THE organisers of the Victorian Festival of Christmas in Portsmouth have hit back at criticism of their use of reindeer.
It comes after animal rights group Peta wrote a letter to the Historic Dockyard, which hosts the event, saying use of the captive animals sent a damaging message to children.
But festival organisers say the reindeer are a popular part of the annual event and are well looked after.
John Rawlinson, director of visitor experience, said: ‘The reindeer have returned due to popular demand and our visitors love to see them.
‘Their large pen is positioned away from the main road in a quiet area at the edge of the event.
‘The supplier abides by a very strong code of practice and constantly monitors the reindeer to protect their mental and physical well-being. They’re constantly under the supervision of fully trained and experienced handlers who will be accompanying the animals to ensure that handling and contact is done in a careful and considerate manner.
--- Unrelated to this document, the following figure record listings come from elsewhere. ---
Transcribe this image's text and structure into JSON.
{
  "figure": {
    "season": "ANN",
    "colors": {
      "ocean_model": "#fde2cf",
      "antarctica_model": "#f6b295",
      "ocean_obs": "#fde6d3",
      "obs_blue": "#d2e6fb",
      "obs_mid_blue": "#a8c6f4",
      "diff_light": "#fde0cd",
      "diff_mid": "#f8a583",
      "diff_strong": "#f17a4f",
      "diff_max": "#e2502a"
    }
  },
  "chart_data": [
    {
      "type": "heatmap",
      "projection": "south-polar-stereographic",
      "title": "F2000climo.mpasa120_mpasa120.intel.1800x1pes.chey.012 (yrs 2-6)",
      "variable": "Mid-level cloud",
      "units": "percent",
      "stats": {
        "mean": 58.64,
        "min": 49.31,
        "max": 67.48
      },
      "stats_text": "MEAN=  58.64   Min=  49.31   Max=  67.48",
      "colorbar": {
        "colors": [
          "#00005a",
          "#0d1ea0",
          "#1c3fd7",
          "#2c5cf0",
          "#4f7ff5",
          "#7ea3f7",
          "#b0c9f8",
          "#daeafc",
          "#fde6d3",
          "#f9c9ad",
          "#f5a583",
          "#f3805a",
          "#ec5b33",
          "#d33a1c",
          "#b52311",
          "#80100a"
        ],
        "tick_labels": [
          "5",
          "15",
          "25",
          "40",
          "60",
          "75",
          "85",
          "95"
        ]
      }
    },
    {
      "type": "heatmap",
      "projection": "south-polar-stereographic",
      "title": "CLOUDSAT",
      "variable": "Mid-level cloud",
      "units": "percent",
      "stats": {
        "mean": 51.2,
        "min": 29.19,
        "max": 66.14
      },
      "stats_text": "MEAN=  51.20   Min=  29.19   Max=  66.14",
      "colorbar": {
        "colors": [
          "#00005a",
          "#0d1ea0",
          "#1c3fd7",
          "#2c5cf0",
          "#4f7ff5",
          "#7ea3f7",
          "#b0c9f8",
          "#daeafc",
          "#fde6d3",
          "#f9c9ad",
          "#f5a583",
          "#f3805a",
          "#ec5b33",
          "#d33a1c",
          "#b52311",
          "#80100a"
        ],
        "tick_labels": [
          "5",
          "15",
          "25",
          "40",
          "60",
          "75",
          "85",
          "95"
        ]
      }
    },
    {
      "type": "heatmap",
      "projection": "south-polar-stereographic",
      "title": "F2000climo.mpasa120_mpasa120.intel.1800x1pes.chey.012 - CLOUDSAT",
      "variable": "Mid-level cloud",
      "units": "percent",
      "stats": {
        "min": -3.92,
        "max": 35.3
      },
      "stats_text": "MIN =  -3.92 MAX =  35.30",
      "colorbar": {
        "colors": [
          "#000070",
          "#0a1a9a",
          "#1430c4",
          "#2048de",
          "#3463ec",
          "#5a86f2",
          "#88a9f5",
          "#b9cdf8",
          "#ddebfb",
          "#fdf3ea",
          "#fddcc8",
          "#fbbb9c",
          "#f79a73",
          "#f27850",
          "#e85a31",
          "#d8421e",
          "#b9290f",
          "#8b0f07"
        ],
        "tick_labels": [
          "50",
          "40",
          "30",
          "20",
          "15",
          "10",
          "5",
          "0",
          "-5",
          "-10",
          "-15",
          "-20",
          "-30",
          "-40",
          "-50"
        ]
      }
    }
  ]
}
‘The handlers work hard to ensure visitors enjoy the experience as much as possible while understanding the significance of reindeer in the wild.’
In Peta’s letter, campaigner Sonul Badiani-Hamment asked for the live reindeer to be removed from the festival.
He said: ‘Using live animals sends a damaging message to young people that animals are little more than living props.
‘There are many other ways that the people of Portsmouth could celebrate the holidays that would be far more in keeping with the Christmas spirit than treating scared animals like decorations.’
A Peta spokesman added: ‘Research from the British Veterinary Association shows that reindeer in the UK are dying at a younger age, due to being kept in small spaces and being left open to diseases.
‘The issue goes much deeper than simply having them in an enclosed space at an event, so it’s an issue that we are really passionate about.’